By Saturday morning, there were 426 fires across Canada, 144 of them in Quebec. Canadian forest fires regularly occur in the summer but the scope of the current conflagration – and its early arrival – is unprecedented.
The fires spanning the Atlantic and Pacific coasts have forced thousands of Canadians from their homes and smoke has left residents from Toronto to New York gasping for breath.
Federal meteorologist Gerald Cheng told reporters on Saturday that rain was expected starting on Sunday in southern Ontario and southwestern Quebec, which may help clear smoke.
The rain looks set to reach more northern parts of Quebec – where the biggest fires are burning – starting Tuesday but only 10-20mm (0.4-0.8 inches) is expected, Cheng said.

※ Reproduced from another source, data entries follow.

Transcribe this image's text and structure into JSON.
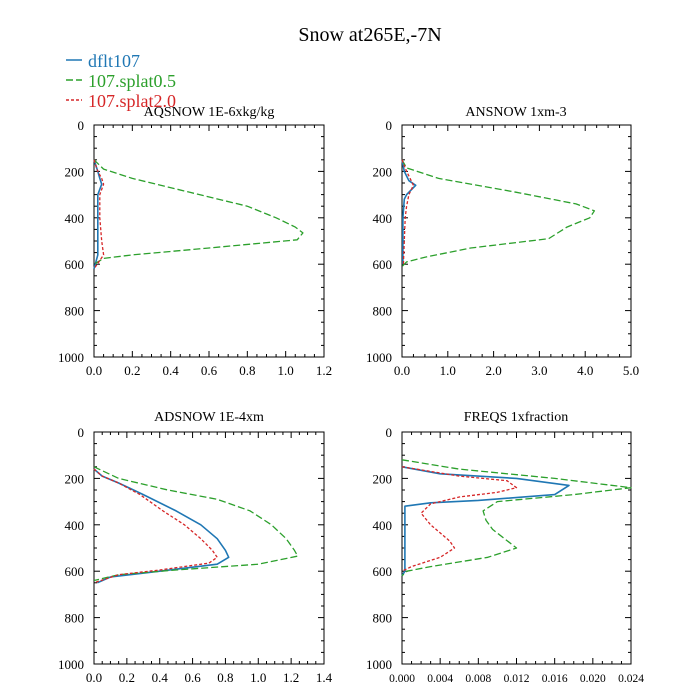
{
  "figure_title": "Snow at265E,-7N",
  "legend": [
    {
      "label": "dflt107",
      "color": "#1f77b4",
      "dash": "solid"
    },
    {
      "label": "107.splat0.5",
      "color": "#2ca02c",
      "dash": "dashed"
    },
    {
      "label": "107.splat2.0",
      "color": "#d62728",
      "dash": "dotted"
    }
  ],
  "chart_data": [
    {
      "type": "line",
      "title": "AQSNOW  1E-6xkg/kg",
      "xlim": [
        0,
        1.2
      ],
      "xticks": [
        0,
        0.2,
        0.4,
        0.6,
        0.8,
        1.0,
        1.2
      ],
      "xtick_labels": [
        "0.0",
        "0.2",
        "0.4",
        "0.6",
        "0.8",
        "1.0",
        "1.2"
      ],
      "ylim": [
        1000,
        0
      ],
      "yticks": [
        0,
        200,
        400,
        600,
        800,
        1000
      ],
      "ytick_labels": [
        "0",
        "200",
        "400",
        "600",
        "800",
        "1000"
      ],
      "series": [
        {
          "name": "dflt107",
          "values": [
            [
              0,
              150
            ],
            [
              0.02,
              200
            ],
            [
              0.03,
              230
            ],
            [
              0.04,
              255
            ],
            [
              0.02,
              300
            ],
            [
              0.02,
              400
            ],
            [
              0.02,
              500
            ],
            [
              0.02,
              560
            ],
            [
              0,
              620
            ]
          ]
        },
        {
          "name": "107.splat0.5",
          "values": [
            [
              0,
              150
            ],
            [
              0.05,
              190
            ],
            [
              0.2,
              230
            ],
            [
              0.5,
              290
            ],
            [
              0.8,
              350
            ],
            [
              0.95,
              400
            ],
            [
              1.05,
              440
            ],
            [
              1.09,
              465
            ],
            [
              1.06,
              495
            ],
            [
              0.6,
              530
            ],
            [
              0.2,
              560
            ],
            [
              0.05,
              575
            ],
            [
              0,
              600
            ]
          ]
        },
        {
          "name": "107.splat2.0",
          "values": [
            [
              0,
              150
            ],
            [
              0.02,
              200
            ],
            [
              0.04,
              230
            ],
            [
              0.05,
              255
            ],
            [
              0.03,
              300
            ],
            [
              0.03,
              400
            ],
            [
              0.04,
              500
            ],
            [
              0.05,
              560
            ],
            [
              0,
              620
            ]
          ]
        }
      ]
    },
    {
      "type": "line",
      "title": "ANSNOW  1xm-3",
      "xlim": [
        0,
        5.0
      ],
      "xticks": [
        0,
        1,
        2,
        3,
        4,
        5
      ],
      "xtick_labels": [
        "0.0",
        "1.0",
        "2.0",
        "3.0",
        "4.0",
        "5.0"
      ],
      "ylim": [
        1000,
        0
      ],
      "yticks": [
        0,
        200,
        400,
        600,
        800,
        1000
      ],
      "ytick_labels": [
        "0",
        "200",
        "400",
        "600",
        "800",
        "1000"
      ],
      "series": [
        {
          "name": "dflt107",
          "values": [
            [
              0,
              150
            ],
            [
              0.05,
              200
            ],
            [
              0.15,
              240
            ],
            [
              0.3,
              260
            ],
            [
              0.1,
              300
            ],
            [
              0.05,
              320
            ],
            [
              0.02,
              400
            ],
            [
              0.02,
              600
            ]
          ]
        },
        {
          "name": "107.splat0.5",
          "values": [
            [
              0,
              150
            ],
            [
              0.1,
              185
            ],
            [
              0.8,
              230
            ],
            [
              2.5,
              290
            ],
            [
              3.8,
              340
            ],
            [
              4.2,
              370
            ],
            [
              4.1,
              400
            ],
            [
              3.6,
              440
            ],
            [
              3.2,
              490
            ],
            [
              1.5,
              530
            ],
            [
              0.5,
              570
            ],
            [
              0.1,
              590
            ],
            [
              0,
              610
            ]
          ]
        },
        {
          "name": "107.splat2.0",
          "values": [
            [
              0,
              150
            ],
            [
              0.1,
              200
            ],
            [
              0.2,
              240
            ],
            [
              0.25,
              260
            ],
            [
              0.15,
              300
            ],
            [
              0.1,
              350
            ],
            [
              0.07,
              400
            ],
            [
              0.05,
              500
            ],
            [
              0.03,
              600
            ]
          ]
        }
      ]
    },
    {
      "type": "line",
      "title": "ADSNOW  1E-4xm",
      "xlim": [
        0,
        1.4
      ],
      "xticks": [
        0,
        0.2,
        0.4,
        0.6,
        0.8,
        1.0,
        1.2,
        1.4
      ],
      "xtick_labels": [
        "0.0",
        "0.2",
        "0.4",
        "0.6",
        "0.8",
        "1.0",
        "1.2",
        "1.4"
      ],
      "ylim": [
        1000,
        0
      ],
      "yticks": [
        0,
        200,
        400,
        600,
        800,
        1000
      ],
      "ytick_labels": [
        "0",
        "200",
        "400",
        "600",
        "800",
        "1000"
      ],
      "series": [
        {
          "name": "dflt107",
          "values": [
            [
              0,
              160
            ],
            [
              0.05,
              190
            ],
            [
              0.15,
              220
            ],
            [
              0.3,
              270
            ],
            [
              0.5,
              340
            ],
            [
              0.65,
              400
            ],
            [
              0.75,
              460
            ],
            [
              0.8,
              510
            ],
            [
              0.82,
              540
            ],
            [
              0.75,
              570
            ],
            [
              0.4,
              600
            ],
            [
              0.1,
              625
            ],
            [
              0.02,
              650
            ]
          ]
        },
        {
          "name": "107.splat0.5",
          "values": [
            [
              0,
              150
            ],
            [
              0.15,
              200
            ],
            [
              0.45,
              250
            ],
            [
              0.75,
              290
            ],
            [
              0.95,
              340
            ],
            [
              1.08,
              400
            ],
            [
              1.17,
              460
            ],
            [
              1.22,
              510
            ],
            [
              1.24,
              535
            ],
            [
              1.0,
              570
            ],
            [
              0.5,
              595
            ],
            [
              0.15,
              615
            ],
            [
              0,
              640
            ]
          ]
        },
        {
          "name": "107.splat2.0",
          "values": [
            [
              0,
              160
            ],
            [
              0.05,
              190
            ],
            [
              0.15,
              220
            ],
            [
              0.28,
              270
            ],
            [
              0.42,
              340
            ],
            [
              0.55,
              400
            ],
            [
              0.65,
              460
            ],
            [
              0.72,
              510
            ],
            [
              0.75,
              540
            ],
            [
              0.7,
              565
            ],
            [
              0.4,
              595
            ],
            [
              0.15,
              615
            ],
            [
              0,
              650
            ]
          ]
        }
      ]
    },
    {
      "type": "line",
      "title": "FREQS  1xfraction",
      "xlim": [
        0,
        0.024
      ],
      "xticks": [
        0,
        0.004,
        0.008,
        0.012,
        0.016,
        0.02,
        0.024
      ],
      "xtick_labels": [
        "0.000",
        "0.004",
        "0.008",
        "0.012",
        "0.016",
        "0.020",
        "0.024"
      ],
      "ylim": [
        1000,
        0
      ],
      "yticks": [
        0,
        200,
        400,
        600,
        800,
        1000
      ],
      "ytick_labels": [
        "0",
        "200",
        "400",
        "600",
        "800",
        "1000"
      ],
      "series": [
        {
          "name": "dflt107",
          "values": [
            [
              0,
              150
            ],
            [
              0.004,
              180
            ],
            [
              0.012,
              200
            ],
            [
              0.0175,
              230
            ],
            [
              0.016,
              270
            ],
            [
              0.008,
              295
            ],
            [
              0.003,
              305
            ],
            [
              0.0003,
              320
            ],
            [
              0.0003,
              400
            ],
            [
              0.0003,
              500
            ],
            [
              0.0003,
              550
            ],
            [
              0.0003,
              600
            ],
            [
              0,
              620
            ]
          ]
        },
        {
          "name": "107.splat0.5",
          "values": [
            [
              0,
              120
            ],
            [
              0.006,
              160
            ],
            [
              0.016,
              200
            ],
            [
              0.024,
              240
            ],
            [
              0.018,
              270
            ],
            [
              0.01,
              300
            ],
            [
              0.0085,
              340
            ],
            [
              0.0088,
              380
            ],
            [
              0.0095,
              420
            ],
            [
              0.012,
              500
            ],
            [
              0.009,
              540
            ],
            [
              0.003,
              580
            ],
            [
              0.0005,
              600
            ],
            [
              0,
              620
            ]
          ]
        },
        {
          "name": "107.splat2.0",
          "values": [
            [
              0,
              150
            ],
            [
              0.006,
              190
            ],
            [
              0.011,
              210
            ],
            [
              0.012,
              240
            ],
            [
              0.01,
              260
            ],
            [
              0.006,
              280
            ],
            [
              0.003,
              310
            ],
            [
              0.002,
              350
            ],
            [
              0.003,
              400
            ],
            [
              0.005,
              470
            ],
            [
              0.0055,
              500
            ],
            [
              0.004,
              540
            ],
            [
              0.001,
              580
            ],
            [
              0,
              600
            ]
          ]
        }
      ]
    }
  ]
}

“Our concern is that it’s not a lot of rain,” he said.
Officials say that by Monday there will be around 1,200 firefighters, including more than 100 from France, battling blazes across Quebec, a heavily wooded province of 8.5 million people that covers more territory than Germany, Spain and France combined.

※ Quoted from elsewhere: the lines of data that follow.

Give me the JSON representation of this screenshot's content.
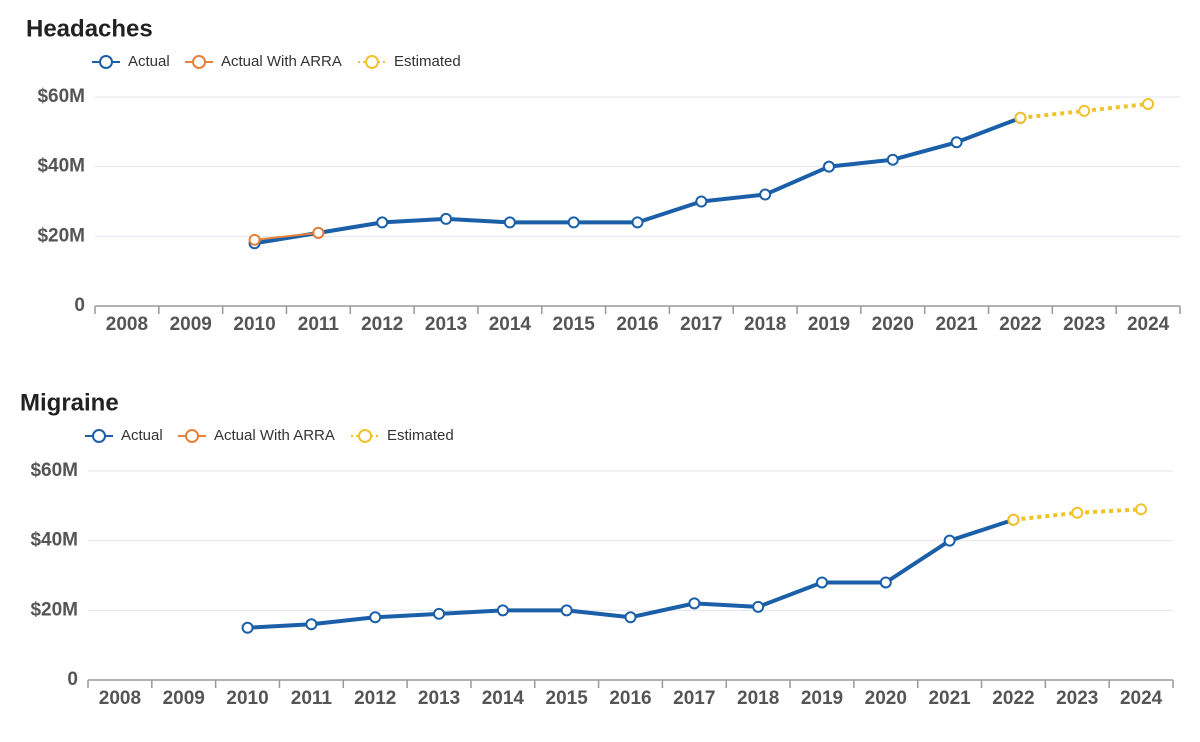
{
  "chart_data": [
    {
      "type": "line",
      "title": "Headaches",
      "categories": [
        "2008",
        "2009",
        "2010",
        "2011",
        "2012",
        "2013",
        "2014",
        "2015",
        "2016",
        "2017",
        "2018",
        "2019",
        "2020",
        "2021",
        "2022",
        "2023",
        "2024"
      ],
      "series": [
        {
          "name": "Actual",
          "color": "#1a5fa8",
          "values": [
            null,
            null,
            18,
            21,
            24,
            25,
            24,
            24,
            24,
            30,
            32,
            40,
            42,
            47,
            54,
            null,
            null
          ]
        },
        {
          "name": "Actual With ARRA",
          "color": "#e8803a",
          "values": [
            null,
            null,
            19,
            21,
            null,
            null,
            null,
            null,
            null,
            null,
            null,
            null,
            null,
            null,
            null,
            null,
            null
          ]
        },
        {
          "name": "Estimated",
          "color": "#f2c12e",
          "values": [
            null,
            null,
            null,
            null,
            null,
            null,
            null,
            null,
            null,
            null,
            null,
            null,
            null,
            null,
            54,
            56,
            58
          ]
        }
      ],
      "ylim": [
        0,
        60
      ],
      "yticks": [
        0,
        {
          "value": 20,
          "label": "$20M"
        },
        {
          "value": 40,
          "label": "$40M"
        },
        {
          "value": 60,
          "label": "$60M"
        }
      ],
      "grid": true
    },
    {
      "type": "line",
      "title": "Migraine",
      "categories": [
        "2008",
        "2009",
        "2010",
        "2011",
        "2012",
        "2013",
        "2014",
        "2015",
        "2016",
        "2017",
        "2018",
        "2019",
        "2020",
        "2021",
        "2022",
        "2023",
        "2024"
      ],
      "series": [
        {
          "name": "Actual",
          "color": "#1a5fa8",
          "values": [
            null,
            null,
            15,
            16,
            18,
            19,
            20,
            20,
            18,
            22,
            21,
            28,
            28,
            40,
            46,
            null,
            null
          ]
        },
        {
          "name": "Actual With ARRA",
          "color": "#e8803a",
          "values": [
            null,
            null,
            null,
            null,
            null,
            null,
            null,
            null,
            null,
            null,
            null,
            null,
            null,
            null,
            null,
            null,
            null
          ]
        },
        {
          "name": "Estimated",
          "color": "#f2c12e",
          "values": [
            null,
            null,
            null,
            null,
            null,
            null,
            null,
            null,
            null,
            null,
            null,
            null,
            null,
            null,
            46,
            48,
            49
          ]
        }
      ],
      "ylim": [
        0,
        60
      ],
      "yticks": [
        0,
        {
          "value": 20,
          "label": "$20M"
        },
        {
          "value": 40,
          "label": "$40M"
        },
        {
          "value": 60,
          "label": "$60M"
        }
      ],
      "grid": true
    }
  ]
}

“In the next few days there is a risk the situation will stay critical. But the arrival of French firefighters is really going to help,” Quebec Forestry Minister Maite Blanchette Vezina said on Friday.

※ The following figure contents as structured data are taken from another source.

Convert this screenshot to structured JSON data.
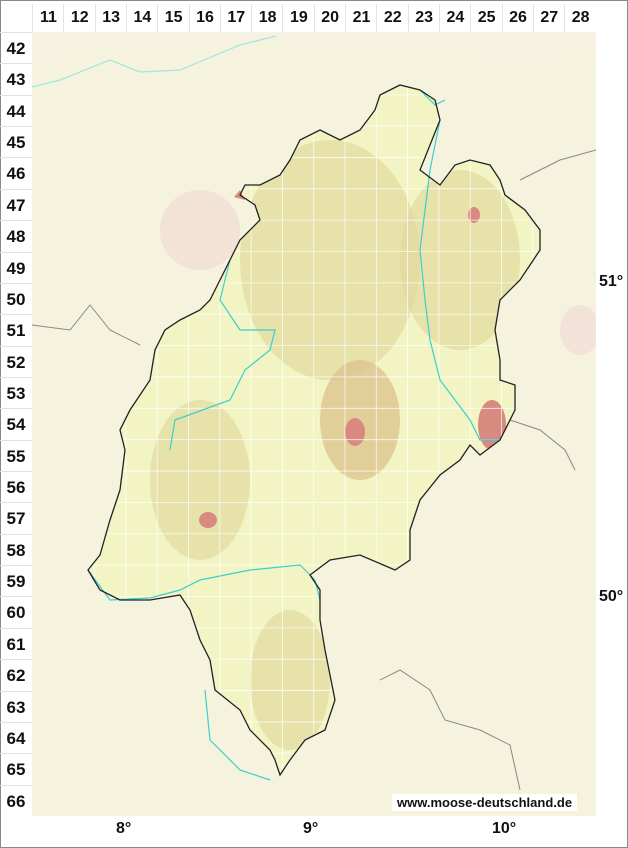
{
  "grid": {
    "columns": [
      "11",
      "12",
      "13",
      "14",
      "15",
      "16",
      "17",
      "18",
      "19",
      "20",
      "21",
      "22",
      "23",
      "24",
      "25",
      "26",
      "27",
      "28"
    ],
    "rows": [
      "42",
      "43",
      "44",
      "45",
      "46",
      "47",
      "48",
      "49",
      "50",
      "51",
      "52",
      "53",
      "54",
      "55",
      "56",
      "57",
      "58",
      "59",
      "60",
      "61",
      "62",
      "63",
      "64",
      "65",
      "66"
    ]
  },
  "longitude_labels": [
    "8°",
    "9°",
    "10°"
  ],
  "latitude_labels": [
    "51°",
    "50°"
  ],
  "watermark": "www.moose-deutschland.de",
  "colors": {
    "region_fill": "#f2f4c4",
    "surround_fill": "#f6f0e0",
    "border": "#222222",
    "river": "#3ccfcf",
    "highland": "#d9b88a",
    "peak": "#d98a80",
    "state_border": "#888888"
  }
}
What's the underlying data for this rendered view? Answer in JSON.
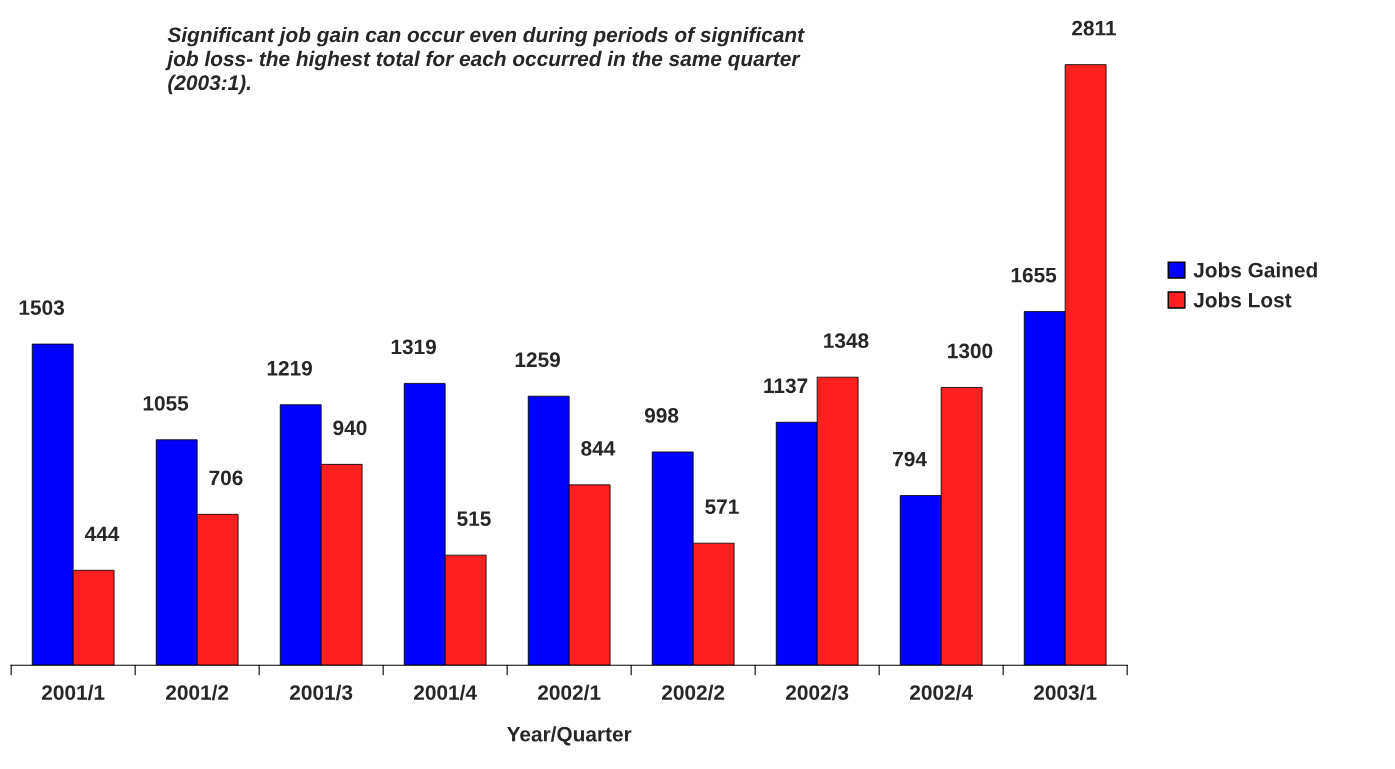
{
  "chart_data": {
    "type": "bar",
    "xlabel": "Year/Quarter",
    "categories": [
      "2001/1",
      "2001/2",
      "2001/3",
      "2001/4",
      "2002/1",
      "2002/2",
      "2002/3",
      "2002/4",
      "2003/1"
    ],
    "series": [
      {
        "name": "Jobs Gained",
        "color": "#0000ff",
        "values": [
          1503,
          1055,
          1219,
          1319,
          1259,
          998,
          1137,
          794,
          1655
        ]
      },
      {
        "name": "Jobs Lost",
        "color": "#ff2020",
        "values": [
          444,
          706,
          940,
          515,
          844,
          571,
          1348,
          1300,
          2811
        ]
      }
    ],
    "data_labels": true,
    "legend": "right",
    "grid": false,
    "annotations": [
      "Significant job gain can occur even during periods of significant job loss- the highest total for each occurred in the same quarter (2003:1)."
    ]
  }
}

More than 13,000 people have been evacuated from towns in the north of Quebec.
Vezina said some roads that had been closed were now open again, adding, “we’re moving in the right direction.” Asked about the potential for allowing people to return home, Quebec Public Safety Minister Francois Bonnardel said, “It’s clear that it (the situation) could stay problematic until Monday night”.
Authorities in the Pacific province of British Columbia, where several small settlements have been evacuated, have made little mention of progress in the fight against blazes there.
“Right now conditions are very dry. Please use caution so that we can try our best to avoid a catastrophic fire season,” British Columbia Premier David Eby said on Friday.